The back cover blurb is what I would expect for a teen book told from the perspective of the shooter — fourteen year old Gray Wilton is bullied at school, can find no support, and his “only joys are taken away… first his beloved drums, then his dog, and finally his only friend.” To the author’s credit, despite all Gray goes through, she very clearly establishes his disturbed nature. Rather than a total innocent who suddenly snaps, Garden portrays Gray as full of anger, fantasizing about torturing and killing his bullies. She contrasts the violence of Gray’s anger with that of his best friend Ross, who is also bullied, and who also fantasizes about getting back at the bullies, and yet laughs nervously at the extent of Gray’s fantasies, suggesting perhaps milder forms of revenge. With this contrast, we see how, despite what Gray is going through, he is still a psychologically disturbed individual who will clearly make the wrong decision.
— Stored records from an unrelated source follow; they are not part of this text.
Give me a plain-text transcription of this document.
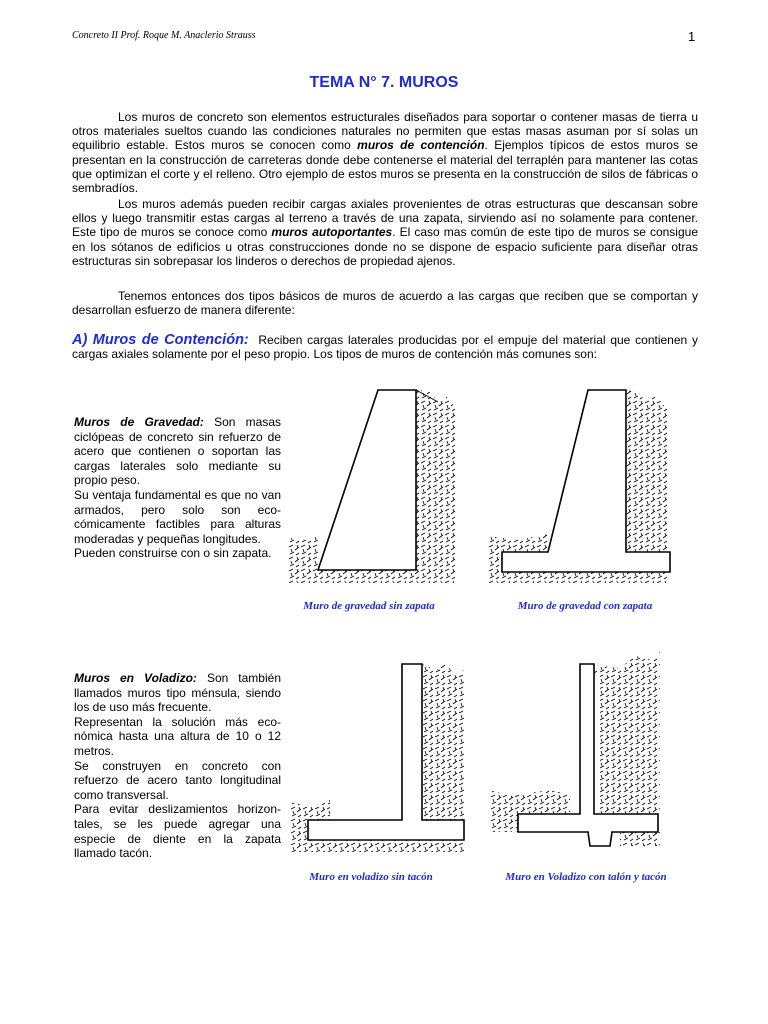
Concreto II Prof. Roque M. Anaclerio Strauss	1
TEMA N° 7. MUROS
Los muros de concreto son elementos estructurales diseñados para soportar o contener masas de tierra u otros materiales sueltos cuando las condiciones naturales no permiten que estas masas asuman por sí solas un equilibrio estable. Estos muros se conocen como muros de contención. Ejemplos típicos de estos muros se presentan en la construcción de carreteras donde debe contenerse el material del terraplén para mantener las cotas que optimizan el corte y el relleno. Otro ejemplo de estos muros se presenta en la construcción de silos de fábricas o sembradíos.
Los muros además pueden recibir cargas axiales provenientes de otras estructuras que descansan sobre ellos y luego transmitir estas cargas al terreno a través de una zapata, sirviendo así no solamente para contener. Este tipo de muros se conoce como muros autoportantes. El caso mas común de este tipo de muros se consigue en los sótanos de edificios u otras construcciones donde no se dispone de espacio suficiente para diseñar otras estructuras sin sobrepasar los linderos o derechos de propiedad ajenos.
Tenemos entonces dos tipos básicos de muros de acuerdo a las cargas que reciben que se comportan y desarrollan esfuerzo de manera diferente:
A) Muros de Contención: Reciben cargas laterales producidas por el empuje del material que contienen y cargas axiales solamente por el peso propio. Los tipos de muros de contención más comunes son:
Muros de Gravedad: Son masas ciclópeas de concreto sin refuerzo de acero que contienen o soportan las cargas laterales solo mediante su propio peso.
Su ventaja fundamental es que no van armados, pero solo son eco-cómicamente factibles para alturas moderadas y pequeñas longitudes.
Pueden construirse con o sin zapata.
Muro de gravedad sin zapata	Muro de gravedad con zapata
Muros en Voladizo: Son también llamados muros tipo ménsula, siendo los de uso más frecuente.
Representan la solución más eco-nómica hasta una altura de 10 o 12 metros.
Se construyen en concreto con refuerzo de acero tanto longitudinal como transversal.
Para evitar deslizamientos horizon-tales, se les puede agregar una especie de diente en la zapata llamado tacón.
Muro en voladizo sin tacón	Muro en Voladizo con talón y tacón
Again, to be fair, I’ve been biased against Gray from the beginning, because I know from the back cover that he kills his classmates with his father’s semiautomatic. Granted, I feel sorry for him for being bullied, because the school bullies in the book really are major jerks. Still, when Gray complains about his father limiting his drum practice time at home and requiring Gray to use padded sticks, all I could think was, of course, otherwise you’d disturb the neighbours. Perhaps I’m just becoming old and cranky, but really, Gray, it’s not the most unreasonable request.
Gray’s parents are interesting characters. His mother is a sympathetic figure, too weak-willed to stand up to her overbearing husband, which is too bad because she seems smarter than the father and might’ve kept him from pushing Gray over the edge. Gray’s father, while understandable in some respects, such as his concern about Gray potentially taking weapons to school, is inept at best (Gray easily sneaks a knife past his father’s daily body checks), and must share in much of the blame for Gray’s shooting spree. Despite Gray’s anger issues, it is his father who pushes him to take up shooting in order to “man up” and face the bullies. There’s an uncomfortable parallel here with the Newtown shooter, and in Gray’s case at least, you can’t help but want to yell at the father to see all the warning signs. Much easier to do in a book where you know how it’ll turn out, rather than in real life, of course.
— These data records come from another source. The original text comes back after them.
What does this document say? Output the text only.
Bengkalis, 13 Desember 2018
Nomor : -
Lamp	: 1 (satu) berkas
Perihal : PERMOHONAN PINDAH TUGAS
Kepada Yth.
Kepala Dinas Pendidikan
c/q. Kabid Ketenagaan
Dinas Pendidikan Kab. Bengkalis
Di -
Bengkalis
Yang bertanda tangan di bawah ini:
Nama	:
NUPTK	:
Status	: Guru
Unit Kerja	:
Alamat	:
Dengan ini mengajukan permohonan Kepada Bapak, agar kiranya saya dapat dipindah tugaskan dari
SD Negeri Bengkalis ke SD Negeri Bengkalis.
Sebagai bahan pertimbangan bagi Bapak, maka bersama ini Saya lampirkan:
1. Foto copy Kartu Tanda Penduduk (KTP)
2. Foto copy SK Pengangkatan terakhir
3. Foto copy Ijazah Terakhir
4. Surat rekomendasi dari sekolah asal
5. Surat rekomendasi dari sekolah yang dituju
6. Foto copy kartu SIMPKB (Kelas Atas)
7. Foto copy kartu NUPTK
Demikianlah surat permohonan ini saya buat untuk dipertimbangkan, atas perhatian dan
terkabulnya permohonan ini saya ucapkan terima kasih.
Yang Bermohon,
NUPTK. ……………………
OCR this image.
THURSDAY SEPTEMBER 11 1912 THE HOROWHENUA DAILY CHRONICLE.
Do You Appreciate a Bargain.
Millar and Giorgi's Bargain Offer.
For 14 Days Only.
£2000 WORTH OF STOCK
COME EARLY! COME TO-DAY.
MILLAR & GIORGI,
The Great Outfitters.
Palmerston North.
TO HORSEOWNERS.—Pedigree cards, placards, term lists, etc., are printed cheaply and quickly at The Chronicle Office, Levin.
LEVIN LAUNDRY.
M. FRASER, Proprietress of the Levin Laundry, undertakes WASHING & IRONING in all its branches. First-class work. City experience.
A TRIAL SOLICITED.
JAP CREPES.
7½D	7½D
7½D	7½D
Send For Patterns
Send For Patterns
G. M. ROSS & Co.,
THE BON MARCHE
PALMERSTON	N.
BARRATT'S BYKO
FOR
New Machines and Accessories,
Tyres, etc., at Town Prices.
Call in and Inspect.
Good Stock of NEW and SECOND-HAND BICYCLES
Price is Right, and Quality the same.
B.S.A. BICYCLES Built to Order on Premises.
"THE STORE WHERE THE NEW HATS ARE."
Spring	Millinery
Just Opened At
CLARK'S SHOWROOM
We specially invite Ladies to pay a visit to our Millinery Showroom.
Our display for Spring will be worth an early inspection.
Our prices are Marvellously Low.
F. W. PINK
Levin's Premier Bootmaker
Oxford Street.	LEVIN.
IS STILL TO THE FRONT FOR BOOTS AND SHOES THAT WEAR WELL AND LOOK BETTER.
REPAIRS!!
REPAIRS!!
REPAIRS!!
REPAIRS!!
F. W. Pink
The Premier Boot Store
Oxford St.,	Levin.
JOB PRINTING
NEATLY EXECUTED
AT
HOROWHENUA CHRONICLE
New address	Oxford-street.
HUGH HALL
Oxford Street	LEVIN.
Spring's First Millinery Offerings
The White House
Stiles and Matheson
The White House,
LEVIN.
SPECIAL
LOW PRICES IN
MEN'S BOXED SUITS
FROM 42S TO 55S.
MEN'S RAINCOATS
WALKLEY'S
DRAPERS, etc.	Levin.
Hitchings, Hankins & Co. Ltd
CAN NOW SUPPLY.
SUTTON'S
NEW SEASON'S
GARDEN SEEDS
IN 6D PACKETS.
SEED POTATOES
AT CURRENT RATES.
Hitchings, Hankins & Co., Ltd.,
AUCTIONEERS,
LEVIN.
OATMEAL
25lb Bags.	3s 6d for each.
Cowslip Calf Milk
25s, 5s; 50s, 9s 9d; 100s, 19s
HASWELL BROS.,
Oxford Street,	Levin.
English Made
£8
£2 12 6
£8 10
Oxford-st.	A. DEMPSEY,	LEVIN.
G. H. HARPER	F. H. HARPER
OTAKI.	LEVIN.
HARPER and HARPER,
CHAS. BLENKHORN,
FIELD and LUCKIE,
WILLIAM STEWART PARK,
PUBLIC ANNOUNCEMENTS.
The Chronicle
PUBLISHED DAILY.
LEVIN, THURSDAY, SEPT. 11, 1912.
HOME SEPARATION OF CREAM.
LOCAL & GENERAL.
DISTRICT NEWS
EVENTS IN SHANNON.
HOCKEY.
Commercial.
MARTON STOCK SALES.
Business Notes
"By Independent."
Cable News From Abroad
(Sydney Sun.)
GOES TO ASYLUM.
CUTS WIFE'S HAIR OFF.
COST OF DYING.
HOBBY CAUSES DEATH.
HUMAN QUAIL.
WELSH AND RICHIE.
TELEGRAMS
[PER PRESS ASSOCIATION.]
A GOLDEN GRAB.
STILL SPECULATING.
I love the character of Lindsay, the girlfriend of Gray’s brother. She is the only one who really reaches out to Gray and tries to help him face his problems in a non-violent manner. She is a hero, and her ultimate failure in preventing Gray from his shooting spree is utterly tragic.
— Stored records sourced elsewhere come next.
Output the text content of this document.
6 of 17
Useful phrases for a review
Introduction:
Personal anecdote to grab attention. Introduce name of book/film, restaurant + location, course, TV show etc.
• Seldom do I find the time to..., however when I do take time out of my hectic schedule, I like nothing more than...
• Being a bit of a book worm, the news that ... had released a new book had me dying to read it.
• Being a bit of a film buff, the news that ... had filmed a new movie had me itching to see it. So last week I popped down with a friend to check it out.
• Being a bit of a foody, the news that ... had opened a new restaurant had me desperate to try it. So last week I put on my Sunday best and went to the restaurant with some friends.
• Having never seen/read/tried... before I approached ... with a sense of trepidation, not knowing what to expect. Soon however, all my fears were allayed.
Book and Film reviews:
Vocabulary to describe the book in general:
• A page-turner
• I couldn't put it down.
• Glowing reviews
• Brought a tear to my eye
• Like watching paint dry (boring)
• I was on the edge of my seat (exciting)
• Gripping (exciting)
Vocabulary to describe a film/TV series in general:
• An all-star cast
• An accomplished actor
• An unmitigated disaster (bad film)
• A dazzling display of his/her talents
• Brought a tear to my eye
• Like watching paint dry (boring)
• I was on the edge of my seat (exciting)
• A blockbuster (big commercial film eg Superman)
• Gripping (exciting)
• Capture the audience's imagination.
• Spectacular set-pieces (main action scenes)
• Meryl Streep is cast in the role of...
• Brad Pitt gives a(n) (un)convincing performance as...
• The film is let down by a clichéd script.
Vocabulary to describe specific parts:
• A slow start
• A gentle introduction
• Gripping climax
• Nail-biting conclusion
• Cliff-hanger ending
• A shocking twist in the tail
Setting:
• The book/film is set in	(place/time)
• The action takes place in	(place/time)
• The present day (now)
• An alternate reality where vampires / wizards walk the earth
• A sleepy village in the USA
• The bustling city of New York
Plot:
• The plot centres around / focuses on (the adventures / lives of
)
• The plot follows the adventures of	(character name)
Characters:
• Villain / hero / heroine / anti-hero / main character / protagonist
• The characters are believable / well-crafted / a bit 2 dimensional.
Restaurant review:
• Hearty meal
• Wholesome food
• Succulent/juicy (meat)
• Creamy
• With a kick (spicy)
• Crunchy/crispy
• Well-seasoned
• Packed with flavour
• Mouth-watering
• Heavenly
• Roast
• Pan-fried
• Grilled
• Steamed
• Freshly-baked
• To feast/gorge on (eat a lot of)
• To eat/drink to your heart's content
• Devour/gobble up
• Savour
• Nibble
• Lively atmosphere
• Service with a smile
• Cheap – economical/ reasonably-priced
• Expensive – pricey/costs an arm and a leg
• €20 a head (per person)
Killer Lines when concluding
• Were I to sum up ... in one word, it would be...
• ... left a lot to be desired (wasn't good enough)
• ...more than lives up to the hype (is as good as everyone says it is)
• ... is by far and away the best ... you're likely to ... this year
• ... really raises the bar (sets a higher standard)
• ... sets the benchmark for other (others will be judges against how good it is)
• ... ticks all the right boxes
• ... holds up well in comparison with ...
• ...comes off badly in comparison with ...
Garden does take us into Gray’s head — we learn about the events leading up to the shooting from Gray talking to his lawyer. Tellingly, he claims to not remember the details of the actual shooting. Garden does make us feel his guilt, and his grief, in his unwillingness to think about the students he’s killed. You may be reminded that he’s only fourteen, and himself a victim of bullying. As well, Garden does show how Gray tries to get teachers to help him with the bullies, but they generally turn a blind eye. So she does present both sides of the story, and we can view Gray in a sympathetic light. Personally, I had little sympathy.
Endgame isn’t quite as brilliant as We Need to Talk About Kevin, but in some ways, it feels much grittier. We actually see the progression of a school shooter’s thoughts, and given how much anger Gray had since the beginning of the story, his crime seemed inevitable. This is an emotional book, however it ends up making you feel about Gray and his experiences. I don’t know if Nancy Garden set out to present Gray as a sympathetic character, a victim of bullying, or if she wanted to present him as I ended up seeing him — a disturbed person who had little to no justification for his actions. I admit it may be my personal bias, but again, kudos to Nancy Garden for the ambiguity created by her straightforward narration.
Thank you to Thomas Allen Ltd for a copy of this book in exchange for an honest review.